1 Methodology: the research, conducted by Censuswide, surveyed 909 IT managers and directors (including infrastructure and cloud infrastructure roles) and AI engineers (including software engineers in AI/ML, NLP and LLM engineers and data scientists) from companies with 500+ employees across EMEA (in France, Germany, Italy, the Netherlands, Spain, Sweden, Switzerland, the UAE and the UK). Of these, 100 are from the UK. Censuswide abides by and employs members of the Market Research Society and follows the MRS code of conduct and ESOMAR principles. Censuswide is also a member of the British Polling Council.
2 ‘Strongly agree’ and ‘Somewhat agree’ responses combined
3 Almost one-fifth of respondents (17%) expect to increase investment by 51–75% while almost half expect increases of 21–50% (45%) and almost two-fifths expect increases of 5–20% (36%). Less than 1% plan above 75% increase, less than 1% plan no investment increase or sub-5% investment increase and less than 1% were unsure.
4 Respondents were asked to select the phase that most applies to their organisation:
16% of EMEA respondents are in phase 1 - building awareness of AI
26% of EMEA respondents are in phase 2 - preparing for AI
34% of EMEA respondents are in phase 3 - exploring AI use cases
16% of EMEA respondents are in phase 4 - maximising AI investment
7% of EMEA respondents are in phase 5 - driving customer value.
When asked about the future, 21% of respondents answered that they hope to be driving customer value in five years’ time.

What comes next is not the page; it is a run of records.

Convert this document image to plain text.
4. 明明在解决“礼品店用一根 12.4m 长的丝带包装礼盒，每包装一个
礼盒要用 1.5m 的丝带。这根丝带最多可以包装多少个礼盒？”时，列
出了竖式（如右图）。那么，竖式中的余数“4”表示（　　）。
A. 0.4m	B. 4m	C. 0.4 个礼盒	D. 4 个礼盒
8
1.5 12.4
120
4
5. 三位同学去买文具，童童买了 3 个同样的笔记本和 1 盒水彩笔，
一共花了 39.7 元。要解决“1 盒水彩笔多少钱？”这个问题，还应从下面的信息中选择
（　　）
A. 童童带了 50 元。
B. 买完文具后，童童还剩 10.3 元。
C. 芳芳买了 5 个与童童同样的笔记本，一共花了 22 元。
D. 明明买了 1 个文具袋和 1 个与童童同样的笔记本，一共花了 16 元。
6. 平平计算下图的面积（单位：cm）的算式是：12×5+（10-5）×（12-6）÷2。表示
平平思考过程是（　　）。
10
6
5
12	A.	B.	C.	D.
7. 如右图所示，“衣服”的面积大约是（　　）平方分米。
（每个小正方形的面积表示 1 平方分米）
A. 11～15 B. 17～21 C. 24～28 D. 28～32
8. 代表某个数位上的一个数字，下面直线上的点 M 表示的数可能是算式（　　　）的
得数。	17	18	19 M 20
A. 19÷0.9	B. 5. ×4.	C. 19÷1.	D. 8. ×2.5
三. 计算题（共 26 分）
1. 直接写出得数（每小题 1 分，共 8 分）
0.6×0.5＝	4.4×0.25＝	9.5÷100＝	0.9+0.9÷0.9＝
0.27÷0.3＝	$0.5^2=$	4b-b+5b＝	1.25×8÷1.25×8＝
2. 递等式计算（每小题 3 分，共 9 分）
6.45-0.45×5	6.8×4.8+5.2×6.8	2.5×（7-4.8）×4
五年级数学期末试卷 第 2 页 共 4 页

5 All ‘Yes’ answer options combined in response to the question ‘Do you believe your organisation is experiencing a 'shadow AI' problem - i.e., unauthorised use of AI tools by employees?’
6 ‘Very important’ and ‘Somewhat important’ responses combined
7 For the 98% of organizations who come up against barriers when adopting AI, when asked to select a top three the most common responses were: AI departments siloed from IT departments (30%), high costs of implementation and maintenance (29%), data privacy and security concerns (28%), integration challenges with existing systems (27%).